We herein report an iridium-catalyzed enantioselective α-C(sp3)-H borylation of a wide range of azacycles. The combination of an iridium precursor and a chiral bidentate boryl ligand has been shown to effectively differentiate enantiotropic methylene C-H bonds from a single carbon center, affording a variety of synthetically useful azacycles from readily available starting materials with good to excellent enantioselectivities.

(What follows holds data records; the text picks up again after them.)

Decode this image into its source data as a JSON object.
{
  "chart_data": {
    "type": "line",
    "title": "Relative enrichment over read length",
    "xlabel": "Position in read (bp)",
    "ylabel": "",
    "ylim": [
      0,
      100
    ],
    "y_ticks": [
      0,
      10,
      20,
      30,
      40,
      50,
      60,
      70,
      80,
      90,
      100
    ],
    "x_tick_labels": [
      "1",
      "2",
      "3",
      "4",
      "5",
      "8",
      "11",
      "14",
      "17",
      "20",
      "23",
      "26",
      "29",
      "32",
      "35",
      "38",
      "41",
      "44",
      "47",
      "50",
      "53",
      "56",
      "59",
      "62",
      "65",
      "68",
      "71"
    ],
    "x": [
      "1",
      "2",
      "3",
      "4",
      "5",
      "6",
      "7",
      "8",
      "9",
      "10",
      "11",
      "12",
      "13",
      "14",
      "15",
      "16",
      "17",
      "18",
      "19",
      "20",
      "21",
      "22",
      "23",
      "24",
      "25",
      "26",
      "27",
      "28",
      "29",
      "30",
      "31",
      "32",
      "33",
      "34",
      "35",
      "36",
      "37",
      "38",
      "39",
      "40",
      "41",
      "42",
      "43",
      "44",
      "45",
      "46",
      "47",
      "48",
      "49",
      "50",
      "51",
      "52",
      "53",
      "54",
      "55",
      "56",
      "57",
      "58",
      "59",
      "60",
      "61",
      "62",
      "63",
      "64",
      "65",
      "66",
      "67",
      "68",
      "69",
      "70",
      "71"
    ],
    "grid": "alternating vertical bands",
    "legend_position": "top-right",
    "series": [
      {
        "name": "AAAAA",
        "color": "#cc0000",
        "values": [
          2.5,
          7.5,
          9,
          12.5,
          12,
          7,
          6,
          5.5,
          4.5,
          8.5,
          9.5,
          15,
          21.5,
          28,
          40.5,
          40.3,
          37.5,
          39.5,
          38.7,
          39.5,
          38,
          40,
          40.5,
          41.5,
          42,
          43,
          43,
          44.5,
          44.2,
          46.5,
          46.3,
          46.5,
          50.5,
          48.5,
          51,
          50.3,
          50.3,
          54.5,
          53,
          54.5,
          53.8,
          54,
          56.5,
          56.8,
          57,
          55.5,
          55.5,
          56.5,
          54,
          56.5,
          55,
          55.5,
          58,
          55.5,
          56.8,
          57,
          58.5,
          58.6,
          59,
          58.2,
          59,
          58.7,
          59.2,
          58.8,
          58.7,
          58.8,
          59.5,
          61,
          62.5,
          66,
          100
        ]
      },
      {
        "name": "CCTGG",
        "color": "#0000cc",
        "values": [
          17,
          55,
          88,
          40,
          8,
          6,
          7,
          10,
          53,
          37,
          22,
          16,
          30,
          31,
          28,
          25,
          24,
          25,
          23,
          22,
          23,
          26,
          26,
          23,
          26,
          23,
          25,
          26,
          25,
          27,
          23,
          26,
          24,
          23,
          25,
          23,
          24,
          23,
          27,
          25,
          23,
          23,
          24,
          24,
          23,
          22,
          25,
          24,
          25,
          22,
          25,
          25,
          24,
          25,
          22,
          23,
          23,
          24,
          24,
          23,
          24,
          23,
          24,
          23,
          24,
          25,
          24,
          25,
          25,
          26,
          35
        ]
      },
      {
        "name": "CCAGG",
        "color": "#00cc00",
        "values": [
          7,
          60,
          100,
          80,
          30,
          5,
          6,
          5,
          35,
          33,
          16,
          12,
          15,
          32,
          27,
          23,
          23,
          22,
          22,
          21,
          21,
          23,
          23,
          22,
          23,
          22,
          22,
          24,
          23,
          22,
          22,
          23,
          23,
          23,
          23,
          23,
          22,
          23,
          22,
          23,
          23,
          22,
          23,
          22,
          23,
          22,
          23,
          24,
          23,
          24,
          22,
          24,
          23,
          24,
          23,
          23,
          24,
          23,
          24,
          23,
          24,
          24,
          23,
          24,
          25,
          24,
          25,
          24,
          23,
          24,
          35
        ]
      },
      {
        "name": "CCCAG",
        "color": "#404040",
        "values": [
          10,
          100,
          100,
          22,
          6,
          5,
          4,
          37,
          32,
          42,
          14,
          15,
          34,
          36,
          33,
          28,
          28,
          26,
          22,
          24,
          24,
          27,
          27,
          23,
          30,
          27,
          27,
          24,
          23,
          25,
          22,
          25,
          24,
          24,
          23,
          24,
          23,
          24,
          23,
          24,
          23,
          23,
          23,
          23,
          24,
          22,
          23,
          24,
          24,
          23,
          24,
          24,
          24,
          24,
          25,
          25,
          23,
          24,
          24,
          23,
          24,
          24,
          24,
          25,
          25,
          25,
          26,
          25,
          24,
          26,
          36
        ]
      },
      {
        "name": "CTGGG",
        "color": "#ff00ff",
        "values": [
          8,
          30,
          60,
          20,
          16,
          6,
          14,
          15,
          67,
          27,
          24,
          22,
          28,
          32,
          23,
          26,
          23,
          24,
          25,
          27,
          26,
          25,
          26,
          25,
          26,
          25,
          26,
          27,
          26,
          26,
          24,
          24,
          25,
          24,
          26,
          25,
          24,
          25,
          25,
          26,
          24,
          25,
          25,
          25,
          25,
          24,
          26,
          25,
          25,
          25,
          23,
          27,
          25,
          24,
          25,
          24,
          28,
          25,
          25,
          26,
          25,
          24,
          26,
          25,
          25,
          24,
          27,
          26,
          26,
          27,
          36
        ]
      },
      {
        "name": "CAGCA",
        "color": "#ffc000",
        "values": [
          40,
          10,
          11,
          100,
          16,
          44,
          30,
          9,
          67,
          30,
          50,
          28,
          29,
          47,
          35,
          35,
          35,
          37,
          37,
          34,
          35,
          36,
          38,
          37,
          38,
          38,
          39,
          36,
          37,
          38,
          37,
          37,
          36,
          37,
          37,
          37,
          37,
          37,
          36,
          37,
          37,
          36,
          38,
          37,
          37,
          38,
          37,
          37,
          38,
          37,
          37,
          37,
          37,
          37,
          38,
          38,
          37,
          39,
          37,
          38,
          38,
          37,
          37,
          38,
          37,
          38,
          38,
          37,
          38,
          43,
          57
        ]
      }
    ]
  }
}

Stereoselective and regioselective intramolecular Friedel-Crafts reaction of aziridinium ions for synthesis of 4-substituted tetrahydroisoquinolines

Optically active 4-substituted tetrahydroisoquinolines were synthesized via intramolecular Friedel-Crafts (FC) reactions of aziridinium ions in a highly regio- and stereoselective manner. Control experiments suggest the formation and ring-opening of aziri

Aryl radical cyclization of chiral 3-allyl-2-(2-bromophenyl)-1,3-oxazolidines with tributyltin hydride

Stereoselective radical cyclization of (4R)-3-allyl-2-(2-bromophenyl)-4-phenyl-1,3-oxazolidine promoted by the initiator/tributyltin hydride system constructed the chiral oxazolo[2,3-a]tetrahydroisoquinoline skeleton. These tricyclic compounds were transf

Synthesis of enantiopure mono- and disubstituted tetrahydroisoquinolines by 6-exo radical cyclizations

2-(o-Bromophenyl)-3-allyl- and 2-allyl-3-(o-bromobenzyl)-substituted perhydrobenzoxazines, derived from (-)-8-amino menthol, readily cyclized stereoselectively by reaction with tributyltin hydride in the presence of AIBN. The cyclization compounds were transformed into enantiopure 4-alkyl tetrahydroisoquinolines by reductive ring opening of the N,O-acetal moiety with lithium aluminum hydride. Enantiopure 1,4- and 3,4-dialkyl-substituted tetrahydroisoquinolines were also prepared by reaction of the cyclized compounds with methylmagnesium iodide and subsequent elimination of the menthol appendage.